This is another flash fiction piece, along with “My
Father’s Hands”, “My Father’s Ghost”, “Tuesday Evening in a Small Southern
Town”, and others that was at least partially inspired by my father’s life as a
factory worker. “On the Line” is actually a significantly shorter rewrite of a
(really pretty terrible) story called “Scraps” that was published in 2009 in a
literary magazine called Metal Scratches.
Originally
published in Word Riot, September, 2012.
On the Line
By Lee
Wright
My night is an eight-hour blur of warp and woof, shuttle and
loom, coffee and cigarettes. It is a dull ache in the legs and a stiff lower
back. And, always, the oily stench of
the machines—forty year old, greasy green monsters with clever acronyms for
names. After less than six months on the
line, my heart pumps in time with the thrum, thump, scrape; with the clank of
one particular beast. My hands, not yet
properly callused, split and bleed in its service.
At other machines, people talk, laugh, bitch,
commiserate—anything to soften the hours.
Their mandatory earplugs hang around their necks on bright blue cords,
the orange foam tips bright against the dull gray of poly/cotton workshirts.
In more lucid moments, I recall the not-so-long-ago days of
freedom, air conditioning, books, and endless talk. Now there are always spools to change and
lines to tie. No longer able to afford
ambition, I will always be here, or someplace similar.
I heft a pair of forty-pound spindles and slide them onto
dull steel shafts flecked with rust.
Blood drips from my knuckles onto the thread and I wonder how much of my
blood people around the world are wearing right now. I look down the aisle to the machine where my
father was working the day of his heart attack.

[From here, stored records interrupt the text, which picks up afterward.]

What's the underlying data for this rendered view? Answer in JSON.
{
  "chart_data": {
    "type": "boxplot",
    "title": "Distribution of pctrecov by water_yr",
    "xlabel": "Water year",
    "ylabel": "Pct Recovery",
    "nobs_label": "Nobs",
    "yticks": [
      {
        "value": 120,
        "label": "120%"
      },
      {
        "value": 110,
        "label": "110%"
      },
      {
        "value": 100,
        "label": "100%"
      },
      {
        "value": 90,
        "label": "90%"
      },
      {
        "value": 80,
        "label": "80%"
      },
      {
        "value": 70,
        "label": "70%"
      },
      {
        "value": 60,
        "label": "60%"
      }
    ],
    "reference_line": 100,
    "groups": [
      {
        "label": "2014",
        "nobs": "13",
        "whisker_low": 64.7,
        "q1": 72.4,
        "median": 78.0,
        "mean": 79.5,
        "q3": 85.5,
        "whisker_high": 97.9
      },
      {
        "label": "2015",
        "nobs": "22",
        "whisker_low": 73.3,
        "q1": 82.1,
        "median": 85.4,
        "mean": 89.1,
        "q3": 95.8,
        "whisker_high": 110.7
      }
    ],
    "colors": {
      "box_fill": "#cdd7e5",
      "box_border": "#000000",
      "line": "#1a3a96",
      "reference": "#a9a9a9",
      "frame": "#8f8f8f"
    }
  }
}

How much of his blood and sweat was sold along with socks, tee shirts,
underwear, and blankets? How much of him
did this place take before he finally broke at fifty-five? And how much did he hate me for it?
A red light flashes, a buzzer screams, the spools are
empty. This roll will be short and I’ll
get written up—again. My grace period is
over.
As I reload, I glance at my watch. A little over an hour from now, I’ll sit
slope-shouldered and drained on a wooden bench and stare at two photographs
taped to the inside of my locker door.
One is a picture of a man; the other of a boy. Both look an awful lot like me.